14 Van Grieken en niet-Grieken, van wijzen en onwetenden
ben ik een schuldenaar.
15 Vandaar mijn bereidheid om ook u te Rome het
evangelie te brengen.
16 Want ik schaam mij het evangelie niet; want het is
een kracht Gods tot behoud voor een ieder die
gelooft, eerst voor de Jood, maar ook voor de
Griek.
17 Want gerechtigheid Gods wordt daarin geopenbaard
uit geloof tot geloof, gelijk geschreven
staat: De rechtvaardige zal uit geloof leven.
18 Want toorn van God openbaart zich van de hemel
over alle goddeloosheid en ongerechtigheid van
mensen, die de waarheid in ongerechtigheid ten
onder houden,
19 daarom dat hetgeen van God gekend kan worden
in hen openbaar is, want God heeft het hun geopenbaard.

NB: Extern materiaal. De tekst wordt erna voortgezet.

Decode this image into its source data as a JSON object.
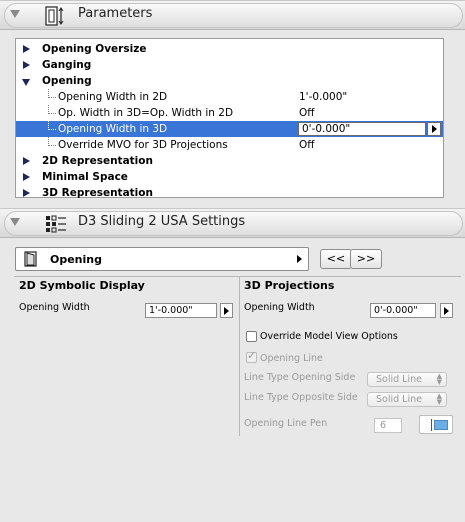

20 Want hetgeen van Hem niet gezien kan worden,
zijn eeuwige kracht en goddelijkheid, wordt sedert
de schepping der wereld uit zijn werken met het
verstand doorzien, zodat zij geen verontschuldiging
hebben.
21 Immers, hoewel zij God kenden, hebben zij Hem
niet als God verheerlijkt of gedankt, maar hun
overleggingen zijn op niets uitgelopen, en het is
duister geworden in hun onverstandig hart.
22 Bewerende wijs te zijn, zijn zij dwaas geworden,
23 en zij hebben de majesteit van de onvergankelijke
God vervangen door hetgeen gelijkt op het beeld
van een vergankelijk mens, van vogels, van viervoetige
en van kruipende dieren.
24 Daarom heeft God hen in hun hartstochten overgegeven
aan onreinheid, zodat bij hen het lichaam
onteerd wordt.
25 Zij immers hadden de waarheid Gods vervangen
door de leugen en het schepsel vereerd en
gediend boven de Schepper, die te prijzen is tot in
eeuwigheid. Amen.
26 Daarom heeft God hen overgegeven aan schandelijke
lusten, want hun vrouwen hebben de natuurlijke
omgang vervangen door de tegennatuurlijke.
27 Eveneens hebben de mannen de natuurlijke
omgang met de vrouw opgegeven, en zijn in wellust
voor elkander ontbrand, als mannen met mannen
schandelijkheid bedrijvende en daardoor het
welverdiende loon voor hun afdwaling in zichzelf
ontvangende.
28 En daar zij het verwerpelijk achtten God te erkennen,
heeft God hen overgegeven aan een verwerpelijk
denken om te doen wat niet betaamt:
29 vervuld van allerlei onrechtvaardigheid, boosheid,
hebzucht en slechtheid, vol nijd, moord, twist, list
en kwaadaardigheid;
30 oorblazers, lasteraars, haters van God, verwatenen,
overmoedigen, grootsprekers, vindingrijk in het
kwaad, hun ouders ongehoorzaam;
31 onverstandig, onbestendig, zonder hart of barmhartigheid.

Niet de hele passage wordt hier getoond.